How to Manage a Successful Building Phase

One of the by products of moving into a building phase is the inevitable gains in body fat. We can employ various strategies to minimize the amounts of fat we gain. However, if you're looking to put on as much tissue as possible, you will gain body fat. So if we're looking to get the best out of our building phase without putting our health makers at risk and gaining too much body fat, it's best to break the process into stages.

Phase 1 - The Push

We're looking to increase muscle mass by progressively increasing food and training volume in this initial phase. So I'd suggest holding this phase for at least six months, but slowly, the increase in food will cause GI stress, lower appetite alongside high inflammation, and decreased performance when training. So, therefore, it's a stage we don't want to spend too long holding when body fat goes above 18% for males and 27% for women its time to employ the next phase.

Phase 2 - Mini Cut

We can employ a 4-6 week mini cut to drop any excess body fat gained during phase 1. First, increasing our cardio/NEAT, then progressively decreasing our food while keeping our training stimulus high to maintain muscle tissue.

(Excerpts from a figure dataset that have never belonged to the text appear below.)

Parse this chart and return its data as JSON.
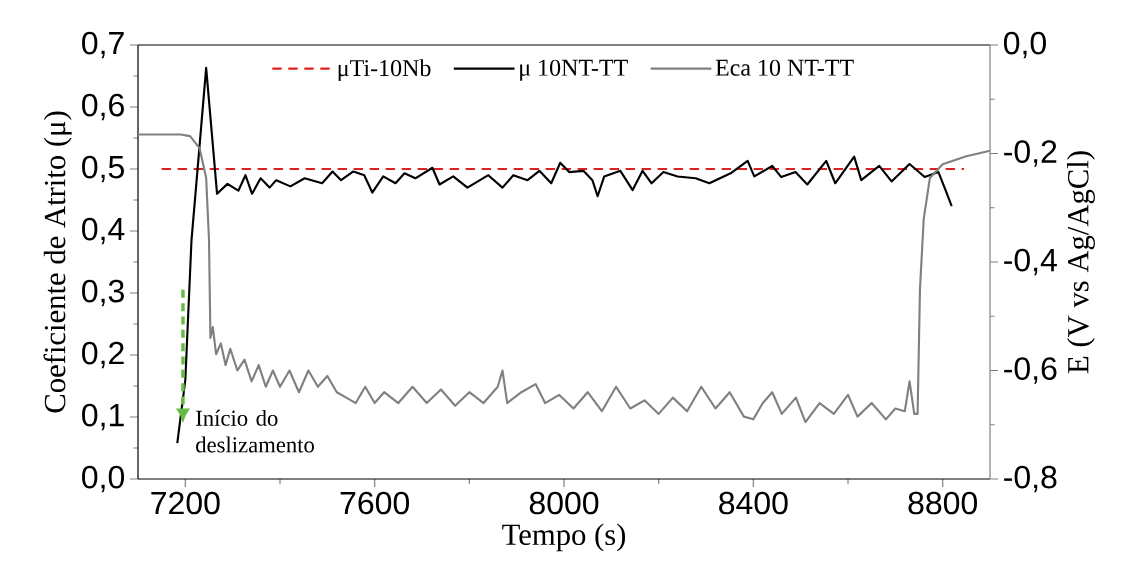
{
  "chart_data": {
    "type": "line",
    "xlabel": "Tempo (s)",
    "ylabel": "Coeficiente de Atrito (μ)",
    "y2label": "E (V vs Ag/AgCl)",
    "xlim": [
      7100,
      8900
    ],
    "xticks": [
      7200,
      7600,
      8000,
      8400,
      8800
    ],
    "ylim": [
      0,
      0.7
    ],
    "yticks": [
      {
        "value": 0,
        "label": "0,0"
      },
      {
        "value": 0.1,
        "label": "0,1"
      },
      {
        "value": 0.2,
        "label": "0,2"
      },
      {
        "value": 0.3,
        "label": "0,3"
      },
      {
        "value": 0.4,
        "label": "0,4"
      },
      {
        "value": 0.5,
        "label": "0,5"
      },
      {
        "value": 0.6,
        "label": "0,6"
      },
      {
        "value": 0.7,
        "label": "0,7"
      }
    ],
    "y2lim": [
      -0.8,
      0
    ],
    "y2ticks": [
      {
        "value": -0.8,
        "label": "-0,8"
      },
      {
        "value": -0.6,
        "label": "-0,6"
      },
      {
        "value": -0.4,
        "label": "-0,4"
      },
      {
        "value": -0.2,
        "label": "-0,2"
      },
      {
        "value": 0,
        "label": "0,0"
      }
    ],
    "legend": "top",
    "grid": false,
    "series": [
      {
        "name": "μTi-10Nb",
        "color": "#e02020",
        "line_style": "dashed",
        "x": [
          7150,
          8845
        ],
        "values": [
          0.5,
          0.5
        ]
      },
      {
        "name": "μ 10NT-TT",
        "color": "#000000",
        "line_style": "solid",
        "x": [
          7183,
          7200,
          7213,
          7232,
          7244,
          7267,
          7289,
          7312,
          7327,
          7341,
          7359,
          7378,
          7392,
          7422,
          7452,
          7489,
          7511,
          7529,
          7555,
          7578,
          7595,
          7618,
          7644,
          7663,
          7686,
          7722,
          7737,
          7766,
          7796,
          7840,
          7870,
          7893,
          7923,
          7948,
          7973,
          7992,
          8011,
          8041,
          8060,
          8071,
          8085,
          8119,
          8145,
          8166,
          8185,
          8210,
          8240,
          8278,
          8307,
          8352,
          8388,
          8402,
          8440,
          8459,
          8489,
          8514,
          8554,
          8573,
          8613,
          8628,
          8666,
          8692,
          8730,
          8762,
          8791,
          8804,
          8819
        ],
        "values": [
          0.058,
          0.16,
          0.385,
          0.555,
          0.663,
          0.46,
          0.476,
          0.465,
          0.49,
          0.46,
          0.485,
          0.47,
          0.482,
          0.472,
          0.485,
          0.477,
          0.496,
          0.482,
          0.496,
          0.49,
          0.462,
          0.488,
          0.477,
          0.493,
          0.485,
          0.502,
          0.475,
          0.488,
          0.47,
          0.49,
          0.47,
          0.49,
          0.482,
          0.497,
          0.477,
          0.51,
          0.495,
          0.497,
          0.482,
          0.456,
          0.488,
          0.497,
          0.466,
          0.497,
          0.477,
          0.495,
          0.488,
          0.485,
          0.477,
          0.493,
          0.513,
          0.488,
          0.505,
          0.487,
          0.495,
          0.475,
          0.513,
          0.477,
          0.52,
          0.482,
          0.505,
          0.48,
          0.508,
          0.487,
          0.495,
          0.47,
          0.44
        ]
      },
      {
        "name": "Eca 10 NT-TT",
        "color": "#808080",
        "line_style": "solid",
        "axis": "y2",
        "x": [
          7100,
          7190,
          7210,
          7230,
          7244,
          7250,
          7253,
          7258,
          7265,
          7275,
          7285,
          7295,
          7310,
          7325,
          7340,
          7355,
          7370,
          7385,
          7400,
          7420,
          7440,
          7460,
          7480,
          7500,
          7520,
          7540,
          7560,
          7580,
          7600,
          7620,
          7650,
          7680,
          7710,
          7740,
          7770,
          7800,
          7830,
          7860,
          7870,
          7880,
          7910,
          7940,
          7960,
          7990,
          8020,
          8050,
          8080,
          8110,
          8140,
          8170,
          8200,
          8230,
          8260,
          8290,
          8320,
          8350,
          8380,
          8400,
          8420,
          8440,
          8460,
          8490,
          8510,
          8540,
          8570,
          8600,
          8620,
          8650,
          8680,
          8700,
          8720,
          8730,
          8740,
          8747,
          8752,
          8760,
          8773,
          8800,
          8850,
          8900
        ],
        "values": [
          -0.165,
          -0.165,
          -0.168,
          -0.19,
          -0.245,
          -0.36,
          -0.54,
          -0.52,
          -0.57,
          -0.55,
          -0.59,
          -0.56,
          -0.6,
          -0.58,
          -0.62,
          -0.59,
          -0.63,
          -0.6,
          -0.63,
          -0.6,
          -0.64,
          -0.6,
          -0.63,
          -0.61,
          -0.64,
          -0.65,
          -0.66,
          -0.63,
          -0.66,
          -0.64,
          -0.66,
          -0.63,
          -0.66,
          -0.635,
          -0.665,
          -0.64,
          -0.66,
          -0.63,
          -0.6,
          -0.66,
          -0.64,
          -0.625,
          -0.66,
          -0.645,
          -0.67,
          -0.64,
          -0.675,
          -0.63,
          -0.67,
          -0.655,
          -0.68,
          -0.65,
          -0.675,
          -0.63,
          -0.67,
          -0.64,
          -0.685,
          -0.69,
          -0.66,
          -0.64,
          -0.68,
          -0.65,
          -0.695,
          -0.66,
          -0.68,
          -0.645,
          -0.685,
          -0.66,
          -0.69,
          -0.67,
          -0.675,
          -0.62,
          -0.68,
          -0.68,
          -0.45,
          -0.32,
          -0.245,
          -0.22,
          -0.205,
          -0.195
        ]
      }
    ],
    "annotations": [
      {
        "text": "Início do deslizamento",
        "x": 7195,
        "y": 0.09
      }
    ]
  }
}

By doing so, we'll see a decrease in the inflammation we've gained during the push phase, improve insulin sensitivity while giving our GI tract a break, and improve appetite. The biggest takeaway from this phase and an essential for me is the psychological break lets face facts building tissue, and often forcing meals down isn't the most pleasant experience.

Phase 3 - Maintenance

This stage will be the transition point between the previous two phases. You'd begin by slowly increasing your calories to a maintenance level and dropping training volume to allow the body to recover from any injuries while holding muscle tissue without causing too much fatigue if you were to keep the volume high. Then, maintaining cardio/NEAT slightly high to help balance health makers and be psychologically ready to get back into the push phase. Staying in this phase will be person-specific depending on the time for injuries to heal, health makers to be in baseline levels or the simple things like life commitments.

Building an incredible physique is a marathon. How we manage this phase will be person-specific, but if you can see it as a long-term process and take steps to minimize the potential health implications that may come along the way, the greater the longevity we'll have in our training and life.